No. 11 – Ole Miss Rebels
- Position: Linebacker
- Class: Redshirt Senior

Personal information
- Listed height: 6 ft 1 in (1.85 m)
- Listed weight: 240 lb (109 kg)

Career information
- High school: Trinity Christian (Jacksonville, Florida)
- College: West Virginia (2022); Northeast Mississippi (2023); Baylor (2024–2025); Ole Miss (2026–present);

Awards and highlights
- First-team All-Big 12 (2024); Second-team All-Big 12 (2025);
- Stats at ESPN

= Keaton Thomas =

American football player

Keaton Thomas is an American college football linebacker for the Ole Miss Rebels. He previously played for the Northeast Mississippi Tigers and Baylor Bears.

==Early life==
Thomas attended high school at Trinity Christian Academy located in Jacksonville, Florida. Coming out of high school, he committed to play college football for the West Virginia Mountaineers.

==College career==
=== West Virginia ===
During his first season at West Virginia in 2022, he used the season to redshirt, where after the conclusion of the 2022 season, Thomas decided to enter his name into the NCAA transfer portal..
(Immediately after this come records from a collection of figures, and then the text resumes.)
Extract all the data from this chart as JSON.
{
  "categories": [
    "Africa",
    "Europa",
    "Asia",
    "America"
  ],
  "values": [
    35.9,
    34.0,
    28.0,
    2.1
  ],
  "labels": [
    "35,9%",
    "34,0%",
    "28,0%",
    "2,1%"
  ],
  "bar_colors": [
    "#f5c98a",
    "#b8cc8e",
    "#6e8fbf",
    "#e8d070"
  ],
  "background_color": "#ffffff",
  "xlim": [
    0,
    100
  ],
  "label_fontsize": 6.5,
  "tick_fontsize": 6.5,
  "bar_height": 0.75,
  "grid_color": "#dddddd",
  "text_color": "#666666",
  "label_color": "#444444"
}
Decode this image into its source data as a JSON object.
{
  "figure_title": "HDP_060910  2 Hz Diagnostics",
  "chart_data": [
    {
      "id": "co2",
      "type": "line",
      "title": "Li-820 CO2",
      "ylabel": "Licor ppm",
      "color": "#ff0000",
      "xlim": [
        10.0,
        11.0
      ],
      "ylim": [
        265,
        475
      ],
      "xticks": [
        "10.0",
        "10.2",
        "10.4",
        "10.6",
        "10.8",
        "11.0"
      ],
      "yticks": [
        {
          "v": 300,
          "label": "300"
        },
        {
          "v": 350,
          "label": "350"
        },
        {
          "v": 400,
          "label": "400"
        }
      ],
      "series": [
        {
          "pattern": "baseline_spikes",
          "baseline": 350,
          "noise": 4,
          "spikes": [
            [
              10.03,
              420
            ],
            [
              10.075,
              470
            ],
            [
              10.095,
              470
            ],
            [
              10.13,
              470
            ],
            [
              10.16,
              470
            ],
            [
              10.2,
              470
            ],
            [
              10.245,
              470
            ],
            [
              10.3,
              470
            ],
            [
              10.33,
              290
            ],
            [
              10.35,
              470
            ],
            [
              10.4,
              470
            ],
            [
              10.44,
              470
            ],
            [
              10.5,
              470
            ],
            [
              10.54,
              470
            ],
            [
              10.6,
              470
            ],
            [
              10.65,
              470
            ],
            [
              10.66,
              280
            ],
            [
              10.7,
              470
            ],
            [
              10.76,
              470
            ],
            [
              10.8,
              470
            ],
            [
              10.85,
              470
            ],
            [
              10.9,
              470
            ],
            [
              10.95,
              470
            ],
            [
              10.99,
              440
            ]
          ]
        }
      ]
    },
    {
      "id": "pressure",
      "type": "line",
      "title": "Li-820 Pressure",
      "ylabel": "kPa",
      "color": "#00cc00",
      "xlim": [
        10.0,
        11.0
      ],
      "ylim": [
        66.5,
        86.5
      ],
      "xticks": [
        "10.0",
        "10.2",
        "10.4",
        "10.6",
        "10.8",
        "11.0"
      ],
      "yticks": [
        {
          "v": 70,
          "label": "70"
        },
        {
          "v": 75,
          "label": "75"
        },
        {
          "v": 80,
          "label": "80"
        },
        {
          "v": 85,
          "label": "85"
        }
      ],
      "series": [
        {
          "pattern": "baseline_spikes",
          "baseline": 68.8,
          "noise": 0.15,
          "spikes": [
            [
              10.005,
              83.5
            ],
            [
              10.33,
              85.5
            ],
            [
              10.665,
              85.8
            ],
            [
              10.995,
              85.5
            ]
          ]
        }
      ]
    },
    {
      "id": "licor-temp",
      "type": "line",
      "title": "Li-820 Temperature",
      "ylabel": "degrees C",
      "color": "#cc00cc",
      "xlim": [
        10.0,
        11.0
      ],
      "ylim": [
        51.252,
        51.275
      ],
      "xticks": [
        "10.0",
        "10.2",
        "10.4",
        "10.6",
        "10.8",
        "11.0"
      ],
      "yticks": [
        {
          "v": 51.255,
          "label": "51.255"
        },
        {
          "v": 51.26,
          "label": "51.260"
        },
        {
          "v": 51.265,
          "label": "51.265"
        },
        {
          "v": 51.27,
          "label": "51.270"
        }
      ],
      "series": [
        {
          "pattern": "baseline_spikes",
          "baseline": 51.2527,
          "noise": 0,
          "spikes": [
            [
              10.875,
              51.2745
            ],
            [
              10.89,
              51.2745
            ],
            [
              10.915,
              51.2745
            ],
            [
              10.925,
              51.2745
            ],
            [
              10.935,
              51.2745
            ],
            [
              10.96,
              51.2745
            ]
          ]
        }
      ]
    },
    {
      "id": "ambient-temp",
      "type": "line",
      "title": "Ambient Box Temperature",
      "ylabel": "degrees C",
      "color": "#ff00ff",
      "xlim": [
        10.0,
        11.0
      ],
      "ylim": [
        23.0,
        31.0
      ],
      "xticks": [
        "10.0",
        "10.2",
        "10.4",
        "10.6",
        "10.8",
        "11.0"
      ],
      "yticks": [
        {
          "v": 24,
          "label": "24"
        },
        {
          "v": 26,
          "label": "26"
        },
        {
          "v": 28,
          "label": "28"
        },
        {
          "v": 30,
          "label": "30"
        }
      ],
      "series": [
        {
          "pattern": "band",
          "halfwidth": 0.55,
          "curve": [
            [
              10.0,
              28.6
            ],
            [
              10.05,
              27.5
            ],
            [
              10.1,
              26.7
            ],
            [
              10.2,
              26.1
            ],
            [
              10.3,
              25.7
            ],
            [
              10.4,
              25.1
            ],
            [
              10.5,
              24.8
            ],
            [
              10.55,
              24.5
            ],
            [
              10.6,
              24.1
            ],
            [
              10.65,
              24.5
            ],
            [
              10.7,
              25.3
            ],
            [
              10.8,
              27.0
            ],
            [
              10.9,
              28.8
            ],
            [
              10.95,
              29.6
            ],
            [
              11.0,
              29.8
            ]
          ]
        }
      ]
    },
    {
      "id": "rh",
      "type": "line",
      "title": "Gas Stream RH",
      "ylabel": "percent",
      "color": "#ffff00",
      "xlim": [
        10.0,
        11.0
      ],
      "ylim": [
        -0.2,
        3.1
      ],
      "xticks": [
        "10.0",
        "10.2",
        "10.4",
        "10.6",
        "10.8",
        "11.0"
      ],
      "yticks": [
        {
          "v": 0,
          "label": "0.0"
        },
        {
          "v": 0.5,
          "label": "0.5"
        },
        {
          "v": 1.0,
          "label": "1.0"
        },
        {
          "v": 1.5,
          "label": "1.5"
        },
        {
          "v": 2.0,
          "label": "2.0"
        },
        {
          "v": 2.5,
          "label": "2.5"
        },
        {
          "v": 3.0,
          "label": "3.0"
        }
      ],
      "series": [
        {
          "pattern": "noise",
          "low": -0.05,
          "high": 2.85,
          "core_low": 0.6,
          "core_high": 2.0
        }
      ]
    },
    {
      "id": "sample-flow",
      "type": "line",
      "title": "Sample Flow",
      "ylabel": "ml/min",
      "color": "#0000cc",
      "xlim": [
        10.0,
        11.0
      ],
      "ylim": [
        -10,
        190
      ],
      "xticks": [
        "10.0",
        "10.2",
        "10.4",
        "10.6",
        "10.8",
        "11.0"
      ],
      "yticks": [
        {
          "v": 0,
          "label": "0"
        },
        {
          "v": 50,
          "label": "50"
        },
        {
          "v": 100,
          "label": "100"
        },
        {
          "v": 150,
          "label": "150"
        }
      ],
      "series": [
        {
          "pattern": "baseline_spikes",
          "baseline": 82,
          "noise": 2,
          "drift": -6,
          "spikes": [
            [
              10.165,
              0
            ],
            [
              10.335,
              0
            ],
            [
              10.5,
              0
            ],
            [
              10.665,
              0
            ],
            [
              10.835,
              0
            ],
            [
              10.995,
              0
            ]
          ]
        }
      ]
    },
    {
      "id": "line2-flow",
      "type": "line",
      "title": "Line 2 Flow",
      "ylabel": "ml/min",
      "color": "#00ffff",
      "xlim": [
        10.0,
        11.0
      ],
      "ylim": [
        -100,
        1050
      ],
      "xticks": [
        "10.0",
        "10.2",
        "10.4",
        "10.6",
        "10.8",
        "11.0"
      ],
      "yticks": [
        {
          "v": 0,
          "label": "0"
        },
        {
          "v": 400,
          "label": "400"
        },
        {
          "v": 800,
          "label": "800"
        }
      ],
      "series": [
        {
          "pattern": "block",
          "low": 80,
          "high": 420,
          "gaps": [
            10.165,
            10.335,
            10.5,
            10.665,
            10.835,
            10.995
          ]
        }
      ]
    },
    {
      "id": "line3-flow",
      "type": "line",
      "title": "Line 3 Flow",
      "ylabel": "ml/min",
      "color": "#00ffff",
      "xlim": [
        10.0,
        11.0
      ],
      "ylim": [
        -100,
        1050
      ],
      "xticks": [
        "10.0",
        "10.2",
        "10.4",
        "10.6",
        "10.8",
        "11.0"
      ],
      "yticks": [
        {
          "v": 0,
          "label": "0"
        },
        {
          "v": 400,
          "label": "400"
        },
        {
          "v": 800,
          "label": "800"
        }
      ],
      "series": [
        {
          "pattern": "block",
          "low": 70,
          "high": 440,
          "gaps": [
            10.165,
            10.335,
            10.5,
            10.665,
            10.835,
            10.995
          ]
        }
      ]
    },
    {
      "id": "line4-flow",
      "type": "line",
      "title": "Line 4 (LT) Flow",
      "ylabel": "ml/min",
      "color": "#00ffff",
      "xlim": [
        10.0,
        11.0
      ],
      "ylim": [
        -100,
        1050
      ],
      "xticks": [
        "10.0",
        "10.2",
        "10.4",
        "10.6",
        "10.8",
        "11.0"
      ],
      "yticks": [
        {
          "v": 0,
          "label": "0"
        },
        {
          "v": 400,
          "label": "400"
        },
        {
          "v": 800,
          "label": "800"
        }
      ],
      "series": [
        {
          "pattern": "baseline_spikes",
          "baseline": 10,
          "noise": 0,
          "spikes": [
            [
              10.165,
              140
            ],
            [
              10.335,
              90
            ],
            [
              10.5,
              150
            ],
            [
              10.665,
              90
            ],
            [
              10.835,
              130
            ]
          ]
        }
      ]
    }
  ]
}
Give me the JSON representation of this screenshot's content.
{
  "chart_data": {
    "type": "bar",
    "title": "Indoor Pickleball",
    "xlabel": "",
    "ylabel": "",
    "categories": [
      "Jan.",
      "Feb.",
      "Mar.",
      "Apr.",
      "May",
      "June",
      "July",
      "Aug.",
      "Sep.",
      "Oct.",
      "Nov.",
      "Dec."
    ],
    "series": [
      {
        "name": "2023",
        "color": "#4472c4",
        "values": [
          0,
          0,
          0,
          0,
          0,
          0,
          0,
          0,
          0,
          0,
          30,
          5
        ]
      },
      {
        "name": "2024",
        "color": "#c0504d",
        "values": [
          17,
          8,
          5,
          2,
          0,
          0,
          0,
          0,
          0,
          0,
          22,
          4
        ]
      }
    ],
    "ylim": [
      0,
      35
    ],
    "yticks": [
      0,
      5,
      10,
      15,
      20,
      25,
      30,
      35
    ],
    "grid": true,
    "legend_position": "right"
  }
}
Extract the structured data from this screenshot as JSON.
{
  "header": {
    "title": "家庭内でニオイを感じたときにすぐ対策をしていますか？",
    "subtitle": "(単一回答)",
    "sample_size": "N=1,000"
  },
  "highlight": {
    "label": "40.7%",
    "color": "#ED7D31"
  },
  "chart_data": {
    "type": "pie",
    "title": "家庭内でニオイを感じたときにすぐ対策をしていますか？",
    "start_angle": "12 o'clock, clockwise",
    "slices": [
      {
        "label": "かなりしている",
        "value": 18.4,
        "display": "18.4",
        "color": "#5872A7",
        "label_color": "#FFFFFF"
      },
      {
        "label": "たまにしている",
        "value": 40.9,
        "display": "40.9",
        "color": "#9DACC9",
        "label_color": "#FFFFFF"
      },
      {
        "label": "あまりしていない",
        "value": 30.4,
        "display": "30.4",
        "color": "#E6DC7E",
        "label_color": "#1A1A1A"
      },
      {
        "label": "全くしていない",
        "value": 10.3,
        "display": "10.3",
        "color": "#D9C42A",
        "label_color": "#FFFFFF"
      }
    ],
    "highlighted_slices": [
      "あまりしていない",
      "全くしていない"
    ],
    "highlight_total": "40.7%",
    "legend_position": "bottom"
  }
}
=== Northeast Mississippi CC ===
Thomas decided to enroll to play at Northeast Mississippi Community College. In his lone season at Northeast Mississippi CC, he totaled 107 tackles with ten being for a loss, a sack and a half, two pass deflections, and two interceptions, where for his performance he was named a first team NCJAA all-American,

=== Baylor ===
Thomas transferred to play for the Baylor Bears. During his first game as a Bear in week one of the 2024 season, Thomas intercepted a pass which he returned for a touchdown in a win over Tarleton State. He finished the 2024 season, starting in all 13 games, where he totaled 114 tackles with seven going for a loss, two and a half sacks, an interception, and a touchdown, where for his performance he was named first-team all-Big 12. Heading into the 2025 season, Thomas was named a preseason all-American, while also being named to the Butkus Award watch list and the Bronko Nagurski Award watch list.